# 2007 Indonesia MO Problems/Problem 3

## Problem

Let $a,b,c$ be positive real numbers which satisfy $5(a^2+b^2+c^2)<6(ab+bc+ca)$. Prove that these three inequalities hold: $a+b>c$, $b+c>a$, $c+a>b$.

## Solution (credit to vedran6)

Assume that $a+b \le c$, so $c-a-b \ge 0$. Let $x = c-a-b$, making $x \ge 0$. Therefore, $c = a+b+x$.

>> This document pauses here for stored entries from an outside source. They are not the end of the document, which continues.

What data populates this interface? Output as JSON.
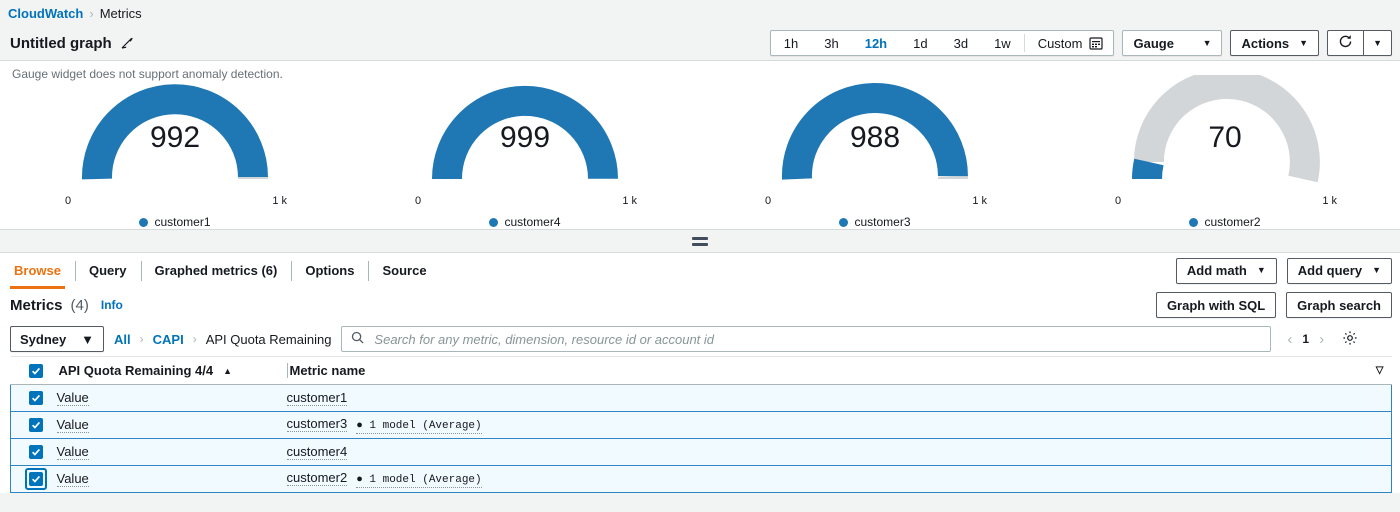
{
  "breadcrumb": {
    "root": "CloudWatch",
    "separator": "›",
    "current": "Metrics"
  },
  "header": {
    "graph_title": "Untitled graph",
    "edit_icon": "pencil-icon",
    "time_ranges": [
      "1h",
      "3h",
      "12h",
      "1d",
      "3d",
      "1w"
    ],
    "active_range": "12h",
    "custom_label": "Custom",
    "calendar_icon": "calendar-icon",
    "widget_type": "Gauge",
    "actions_label": "Actions",
    "refresh_icon": "refresh-icon",
    "caret": "▼"
  },
  "graph": {
    "anomaly_note": "Gauge widget does not support anomaly detection.",
    "min_label": "0",
    "max_label": "1 k",
    "accent_color": "#1f77b4",
    "track_color": "#d2d6d8"
  },
  "chart_data": {
    "type": "gauge",
    "title": "Untitled graph",
    "unit_max_label": "1 k",
    "unit_min_label": "0",
    "range": [
      0,
      1000
    ],
    "series": [
      {
        "name": "customer1",
        "value": 992,
        "display": "992"
      },
      {
        "name": "customer4",
        "value": 999,
        "display": "999"
      },
      {
        "name": "customer3",
        "value": 988,
        "display": "988"
      },
      {
        "name": "customer2",
        "value": 70,
        "display": "70"
      }
    ],
    "legend_position": "bottom",
    "grid": false,
    "xlabel": "",
    "ylabel": ""
  },
  "tabs": {
    "items": [
      {
        "label": "Browse",
        "active": true
      },
      {
        "label": "Query",
        "active": false
      },
      {
        "label": "Graphed metrics (6)",
        "active": false
      },
      {
        "label": "Options",
        "active": false
      },
      {
        "label": "Source",
        "active": false
      }
    ],
    "add_math": "Add math",
    "add_query": "Add query"
  },
  "metrics": {
    "title": "Metrics",
    "count": "(4)",
    "info": "Info",
    "graph_with_sql": "Graph with SQL",
    "graph_search": "Graph search",
    "region": "Sydney",
    "crumbs": [
      {
        "label": "All",
        "link": true
      },
      {
        "label": "CAPI",
        "link": true
      },
      {
        "label": "API Quota Remaining",
        "link": false
      }
    ],
    "crumb_sep": "›",
    "search_placeholder": "Search for any metric, dimension, resource id or account id",
    "search_value": "",
    "search_icon": "search-icon",
    "page_number": "1",
    "prev_icon": "chevron-left-icon",
    "next_icon": "chevron-right-icon",
    "settings_icon": "gear-icon",
    "columns": {
      "checkbox": "select-all",
      "first": "API Quota Remaining 4/4",
      "sort_indicator": "▲",
      "second": "Metric name",
      "filter_indicator": "▽"
    },
    "rows": [
      {
        "checked": true,
        "focused": false,
        "value": "Value",
        "name": "customer1",
        "note": ""
      },
      {
        "checked": true,
        "focused": false,
        "value": "Value",
        "name": "customer3",
        "note": "● 1 model (Average)"
      },
      {
        "checked": true,
        "focused": false,
        "value": "Value",
        "name": "customer4",
        "note": ""
      },
      {
        "checked": true,
        "focused": true,
        "value": "Value",
        "name": "customer2",
        "note": "● 1 model (Average)"
      }
    ]
  }
}
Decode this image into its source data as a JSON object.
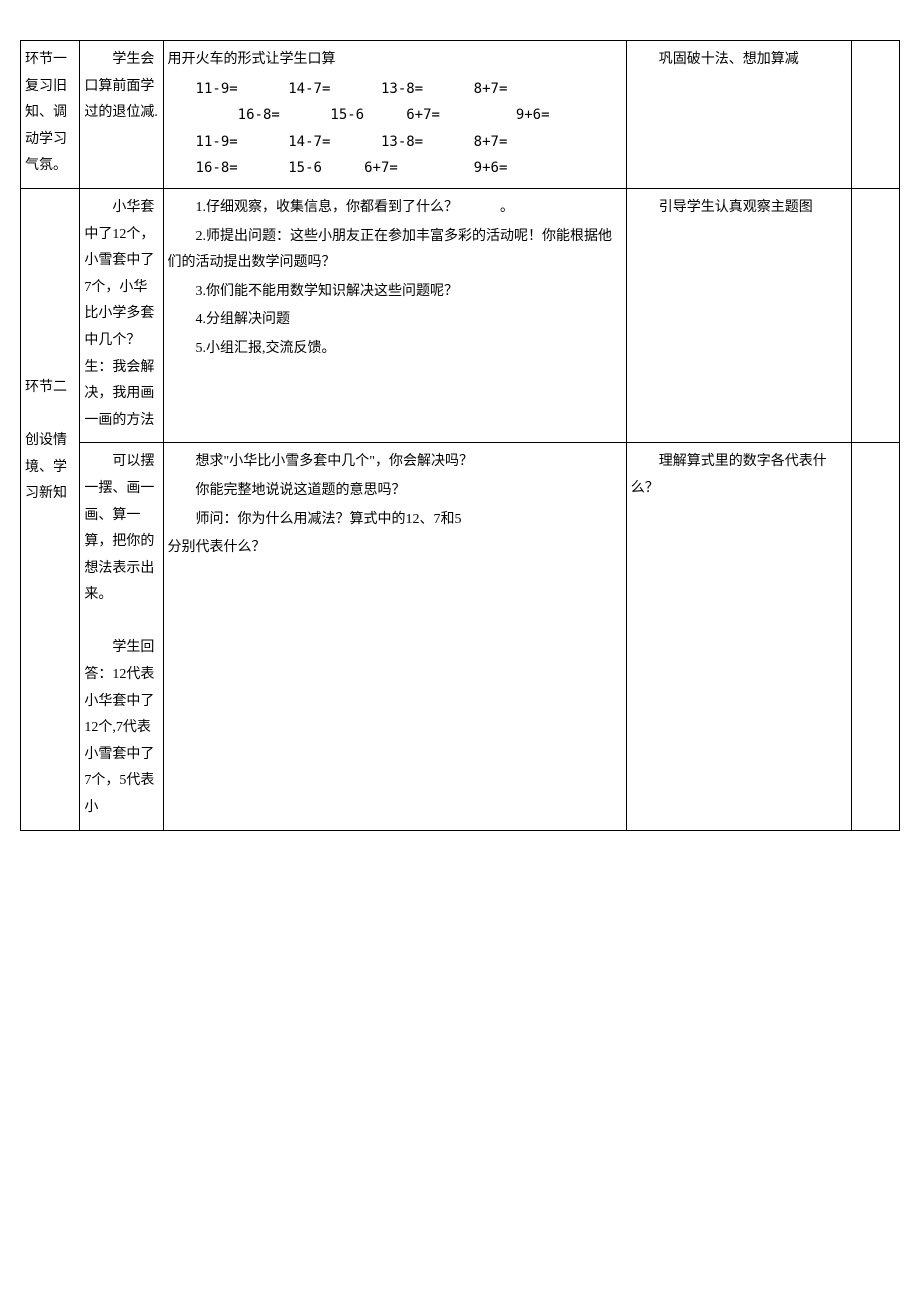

By substitution, we have \begin{align*} 5(a^2 + b^2 + (a+b+x)^2) &< 6(ab + (a+b)(a+b+x)) \\ 5(a^2 + b^2 + a^2 + b^2 + x^2 + 2ab + 2ax + 2bx) &< 6(ab + a^2 + ab + ax + ab + b^2 + bx) \\ 5(2a^2 + 2b^2 + x + 2ab + 2ax + 2bx) &< 6(3ab + a^2 + ax + b^2 + bx) \\ 10a^2 + 10b^2 + 5x + 10ab + 10ax + 10bx &< 18ab+6a^2+6ax+6b^2+6bx \\ 4a^2 + 4b^2 + 5x - 8ab + 4ax + 4bx &< 0 \\ 4(a-b)^2 + x(5+4a+4b) &< 0 \end{align*} Note that because $x, a, b \ge 0$, we must have $x(5+4a+4b) \ge 0$. Additionally, by the Trivial Inequality, $4(a-b)^2 \ge 0$. Thus, we must have $4(a-b)^2 + x(5+4a+4b) \ge 0$, is a contradiction. Therefore, we must have $a+b > c$.

Because of symmetry in the equation, we can use similar steps to prove that $b+c>a$ and that $c+a>b$.